Concepts Used in FULL ACID v2 Tables
Before beginning to use FULL ACID v2 tables you must be aware of these new concepts like transactions, WriteIds, rowIDs, delta delete directories, locks, etc. that are added to FULL ACID tables to achieve ACID semantics.
Write IDs
For every transaction, both read and write, Hive will assign a globally unique ID. For transactional writes like INSERT and DELETE, it will also assign a table-wise unique ID, a write ID. The write ID range will be encoded in the delta and delete directory names. Results of a DML transactional query are allocated to a location under partition/table. This location is derived by Write ID allocated to the transaction. This provides Isolation of DML queries and such queries can run in parallel without interfering with each other.
New Sub-directories
New data files resulting from a DML query are written to a unique location derived from WriteId of the transaction. You can find the results of an INSERT query in delta directories under partition/table location. Depending on the operation type there can be two types of delta directories:
- Delta Directory: This type is created for the results of INSERT statements and is named
delta_<writeId>_<writeId>
under partition/table location. - Delete Delta Directory: This delta directory is created for results of DELETE statements and is named
delete_delta_<writeId>_<writeId>
under partition/table location.
UPDATE operations create both delete and delta directories.
Row IDs
rowId
is the auto-generated unique ID within the transaction and bucket. This is added to each
row to identify each row in a table. RowID is used during a DELETE operation. When a record is
deleted from a table, the rowId of the deleted row will be written to the delete_delta
directory. So for all subsequent READ operations all rows will be read except these rows.

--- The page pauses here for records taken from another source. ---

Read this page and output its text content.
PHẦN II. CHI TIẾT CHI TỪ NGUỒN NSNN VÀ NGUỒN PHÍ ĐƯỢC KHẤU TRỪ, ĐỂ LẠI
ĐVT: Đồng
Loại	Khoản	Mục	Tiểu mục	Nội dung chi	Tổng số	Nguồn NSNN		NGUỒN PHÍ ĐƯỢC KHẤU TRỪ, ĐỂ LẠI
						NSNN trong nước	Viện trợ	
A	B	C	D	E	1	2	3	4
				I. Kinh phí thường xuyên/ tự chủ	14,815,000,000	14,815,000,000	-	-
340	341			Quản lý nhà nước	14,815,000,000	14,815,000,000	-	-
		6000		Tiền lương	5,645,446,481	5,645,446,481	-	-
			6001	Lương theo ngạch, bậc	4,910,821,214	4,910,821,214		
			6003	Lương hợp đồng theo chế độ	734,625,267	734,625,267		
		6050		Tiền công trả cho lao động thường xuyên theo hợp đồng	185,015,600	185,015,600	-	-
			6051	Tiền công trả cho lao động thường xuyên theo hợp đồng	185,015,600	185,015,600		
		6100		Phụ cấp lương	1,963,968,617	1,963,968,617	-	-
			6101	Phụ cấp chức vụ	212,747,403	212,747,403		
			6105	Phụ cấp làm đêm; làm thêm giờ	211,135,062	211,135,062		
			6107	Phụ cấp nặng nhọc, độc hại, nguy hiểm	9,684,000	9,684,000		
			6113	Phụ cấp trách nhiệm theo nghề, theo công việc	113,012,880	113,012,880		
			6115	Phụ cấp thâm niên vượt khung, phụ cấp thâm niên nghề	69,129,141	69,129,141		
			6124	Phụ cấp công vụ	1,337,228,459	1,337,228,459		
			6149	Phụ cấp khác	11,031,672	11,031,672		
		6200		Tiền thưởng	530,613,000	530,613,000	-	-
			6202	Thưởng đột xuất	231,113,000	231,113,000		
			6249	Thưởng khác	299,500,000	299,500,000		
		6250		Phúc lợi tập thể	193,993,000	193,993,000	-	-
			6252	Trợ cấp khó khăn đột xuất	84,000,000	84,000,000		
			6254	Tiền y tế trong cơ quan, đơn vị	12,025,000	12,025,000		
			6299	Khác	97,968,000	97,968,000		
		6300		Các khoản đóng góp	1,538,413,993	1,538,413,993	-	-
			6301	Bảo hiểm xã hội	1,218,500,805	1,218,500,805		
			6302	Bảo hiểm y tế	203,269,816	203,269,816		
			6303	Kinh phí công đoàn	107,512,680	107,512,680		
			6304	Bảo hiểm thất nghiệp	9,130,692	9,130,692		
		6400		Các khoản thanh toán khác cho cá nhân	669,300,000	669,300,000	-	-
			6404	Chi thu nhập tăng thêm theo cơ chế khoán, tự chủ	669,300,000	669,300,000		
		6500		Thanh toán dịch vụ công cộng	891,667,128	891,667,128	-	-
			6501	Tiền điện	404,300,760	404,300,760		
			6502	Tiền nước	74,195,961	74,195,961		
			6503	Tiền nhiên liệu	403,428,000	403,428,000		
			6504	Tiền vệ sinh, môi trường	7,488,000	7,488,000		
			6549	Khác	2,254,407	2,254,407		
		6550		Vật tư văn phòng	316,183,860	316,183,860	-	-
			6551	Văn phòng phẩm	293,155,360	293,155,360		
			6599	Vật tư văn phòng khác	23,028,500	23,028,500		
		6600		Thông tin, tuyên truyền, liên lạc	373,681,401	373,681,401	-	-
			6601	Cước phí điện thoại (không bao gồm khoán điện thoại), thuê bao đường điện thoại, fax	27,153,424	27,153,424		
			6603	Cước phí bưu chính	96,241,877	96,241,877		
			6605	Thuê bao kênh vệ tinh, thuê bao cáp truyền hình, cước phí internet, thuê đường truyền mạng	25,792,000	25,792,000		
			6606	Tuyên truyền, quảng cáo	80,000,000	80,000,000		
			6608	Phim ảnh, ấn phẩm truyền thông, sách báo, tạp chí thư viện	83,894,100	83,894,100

Schematic differences between INSERT-ONLY
and FULL ACID
tables
INSERT-ONLY
tables do not have a special schema. They store the data just
like plain original files from the non-ACID world. However, their files are organized
differently. For every INSERT statement the created files are put into a transactional directory
which has transactional information in its name.
Full ACID tables do have a special schema. They have row identifiers to support row-level DELETEs. So a row in Full ACID format looks like this:
{ "operation": 0, "originalTransaction": 1, "bucket": 536870912, "rowId": 0, "currentTransaction": 1, "row": {"i": 1} }
- The green columns are the hidden/system ACID columns.
- Field “row” holds the user data.
- operation 0 means INSERT, 1 UPDATE, and 2 DELETE. UPDATE will not appear because of the split-update technique (INSERT + DELETE).
- originalTransaction is the write ID of the INSERT operation that created this row.
- bucket is a 32-bit integer defined by BucketCodec class.
- rowId is the auto-generated unique ID within the transaction and bucket.
- currentTransaction is the current write ID. For INSERT, it is the same as currentTransaction. For DELETE, it is the write ID when this record is first created.
- row contains the actual data. For DELETE, row will be null.